Hi everyone....My name is Yvette, my boyfriend and I have a 7 month old cat....He found him on the side of the road and saved his life..... 
he is such a silly cat....We couldnt decide on a name so we just called him Kitty and it just stuck with him.... I came upon this site and decided to join..

Here he is!


----------



## marie73 (Jul 12, 2006)

Welcome!

Kitty is very handsome - I love the markings on his legs.


----------



## chaoticborders (Nov 27, 2006)

Look how handsome he is! Welcome! He's got coloring almost like my Tea.


----------



## Heather102180 (Nov 19, 2003)

Welcome! Kitty is a cutie!
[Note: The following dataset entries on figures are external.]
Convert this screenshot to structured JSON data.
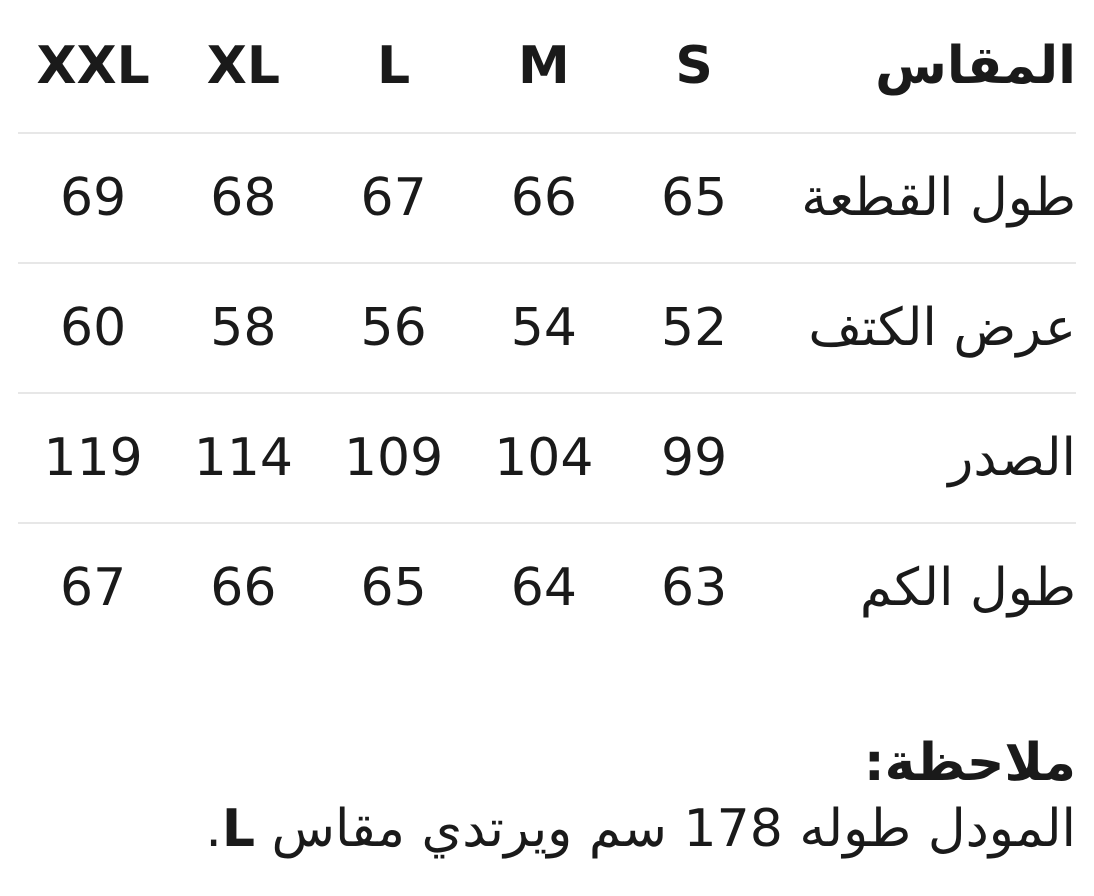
{
  "table": {
    "header": {
      "label": "المقاس",
      "sizes": [
        "S",
        "M",
        "L",
        "XL",
        "XXL"
      ]
    },
    "rows": [
      {
        "label": "طول القطعة",
        "values": [
          "65",
          "66",
          "67",
          "68",
          "69"
        ]
      },
      {
        "label": "عرض الكتف",
        "values": [
          "52",
          "54",
          "56",
          "58",
          "60"
        ]
      },
      {
        "label": "الصدر",
        "values": [
          "99",
          "104",
          "109",
          "114",
          "119"
        ]
      },
      {
        "label": "طول الكم",
        "values": [
          "63",
          "64",
          "65",
          "66",
          "67"
        ]
      }
    ]
  },
  "note": {
    "title": "ملاحظة:",
    "body_prefix": "المودل طوله 178 سم ويرتدي مقاس ",
    "size_value": "L",
    "body_suffix": "."
  },
  "colors": {
    "text": "#1a1a1a",
    "divider": "#e7e7e7",
    "background": "#ffffff"
  }
}
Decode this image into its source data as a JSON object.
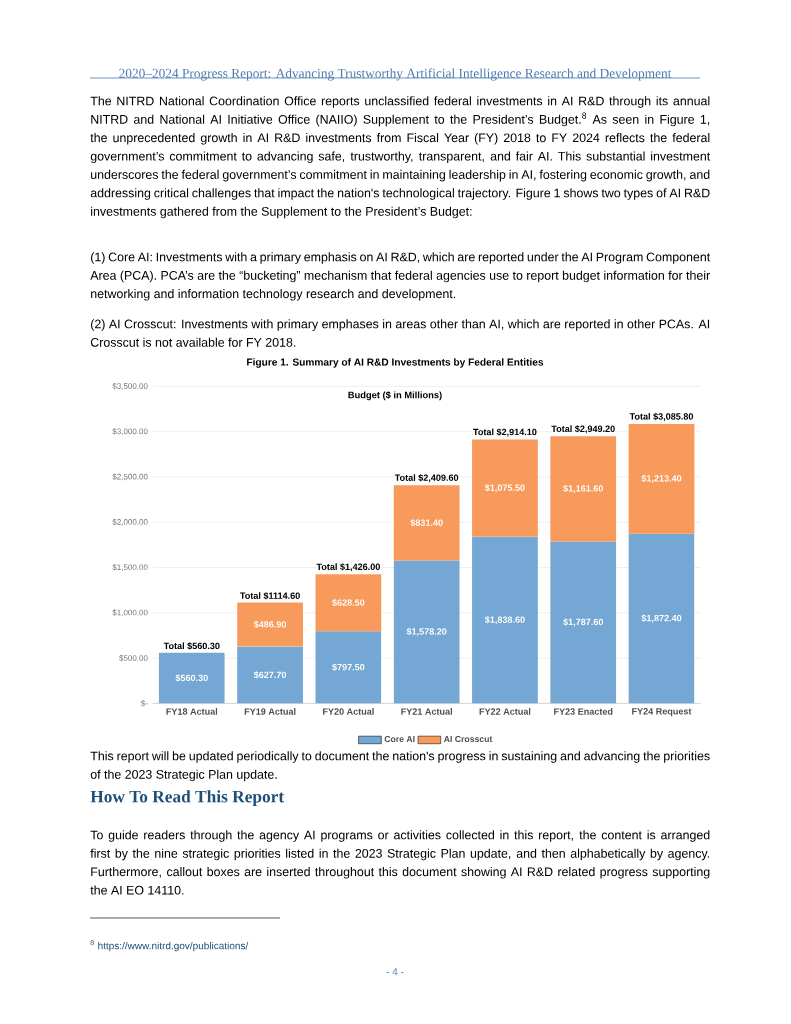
{
  "chart_data": {
    "type": "bar",
    "title": "Figure 1.   Summary of AI R&D Investments by Federal Entities",
    "subtitle": "Budget ($ in Millions)",
    "categories": [
      "FY18 Actual",
      "FY19 Actual",
      "FY20 Actual",
      "FY21 Actual",
      "FY22 Actual",
      "FY23 Enacted",
      "FY24 Request"
    ],
    "stacked": true,
    "series": [
      {
        "name": "Core AI",
        "color": "#74a7d4",
        "values": [
          560.3,
          627.7,
          797.5,
          1578.2,
          1838.6,
          1787.6,
          1872.4
        ],
        "value_labels": [
          "$560.30",
          "$627.70",
          "$797.50",
          "$1,578.20",
          "$1,838.60",
          "$1,787.60",
          "$1,872.40"
        ]
      },
      {
        "name": "AI Crosscut",
        "color": "#f79a5c",
        "values": [
          null,
          486.9,
          628.5,
          831.4,
          1075.5,
          1161.6,
          1213.4
        ],
        "value_labels": [
          null,
          "$486.90",
          "$628.50",
          "$831.40",
          "$1,075.50",
          "$1,161.60",
          "$1,213.40"
        ]
      }
    ],
    "totals": [
      "Total $560.30",
      "Total $1114.60",
      "Total $1,426.00",
      "Total $2,409.60",
      "Total $2,914.10",
      "Total $2,949.20",
      "Total $3,085.80"
    ],
    "ylim": [
      0,
      3500
    ],
    "yticks": [
      {
        "value": 0,
        "label": "$-"
      },
      {
        "value": 500,
        "label": "$500.00"
      },
      {
        "value": 1000,
        "label": "$1,000.00"
      },
      {
        "value": 1500,
        "label": "$1,500.00"
      },
      {
        "value": 2000,
        "label": "$2,000.00"
      },
      {
        "value": 2500,
        "label": "$2,500.00"
      },
      {
        "value": 3000,
        "label": "$3,000.00"
      },
      {
        "value": 3500,
        "label": "$3,500.00"
      }
    ],
    "grid": "y",
    "legend": "bottom",
    "annotations": [
      "2020–2024 Progress Report: Advancing Trustworthy Artificial Intelligence Research and Development",
      "The NITRD National Coordination Office reports unclassified federal investments in AI R&D through its annual NITRD and National AI Initiative Office (NAIIO) Supplement to the President’s Budget.$^{8}$ As seen in Figure 1, the unprecedented growth in AI R&D investments from Fiscal Year (FY) 2018 to FY 2024 reflects the federal government’s commitment to advancing safe, trustworthy, transparent, and fair AI. This substantial investment underscores the federal government’s commitment in maintaining leadership in AI, fostering economic growth, and addressing critical challenges that impact the nation's technological trajectory. Figure 1 shows two types of AI R&D investments gathered from the Supplement to the President’s Budget:",
      "(1) Core AI: Investments with a primary emphasis on AI R&D, which are reported under the AI Program Component Area (PCA). PCA’s are the “bucketing” mechanism that federal agencies use to report budget information for their networking and information technology research and development.",
      "(2) AI Crosscut: Investments with primary emphases in areas other than AI, which are reported in other PCAs. AI Crosscut is not available for FY 2018.",
      "This report will be updated periodically to document the nation's progress in sustaining and advancing the priorities of the 2023 Strategic Plan update.",
      "How To Read This Report",
      "To guide readers through the agency AI programs or activities collected in this report, the content is arranged first by the nine strategic priorities listed in the 2023 Strategic Plan update, and then alphabetically by agency. Furthermore, callout boxes are inserted throughout this document showing AI R&D related progress supporting the AI EO 14110.",
      "$^{8}$ https://www.nitrd.gov/publications/",
      "- 4 -"
    ]
  }
}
So nice of you and your bf to rescue him!

You'll like it here!


----------



## Duchess (Dec 26, 2007)

Welcome!


----------



## Yvette_AJM (Dec 31, 2007)

Thanks for the welcome...I've never had a cat before so i think this site will be good for me!


----------



## marie73 (Jul 12, 2006)

Cinderella was my first cat (last year) and this is where I came - and stayed.


----------



## Leazie (Apr 14, 2007)

Congratulations on your first kitty, and welcome to the site.


----------



## Jeanie (Jun 18, 2003)

Hi, Yvette, and welcome to you and Kitty!


----------



## kitkat (Sep 22, 2003)

So nice to hear your bf saved a kitty from the outside world. I like your cats ticked gray coloring too. Hope to see you around the forum Yvette


----------



## DesnBaby (Apr 18, 2004)

Cute kitty you got there and glad you rescued him!


----------



## dmcwlvssr (Apr 24, 2005)

Welcome and hello, hugs to you! Kitty is a handsome boy.


----------



## doodlebug (May 13, 2006)

Welcome, Kitty is adorable. Enjoy your time here.


----------



## xTania (Jan 1, 2008)

welcome!

very cute kitty


----------



## yyellowstreet (Jan 2, 2008)

Yvette_AJM said:


> he is such a silly cat....We couldnt decide on a name so we just called him Kitty and it just stuck with him.... I came upon this site and decided to join..
> 
> quote]
> 
> when i first got my cat mushroom i used to call her fluffy and kitty because the thought of calling a cat a vegetable just wouldn't stay.. so for awhile we called mushroom kitty and fluffy. but mushroom is now mushroom and welcome to the forum!


----------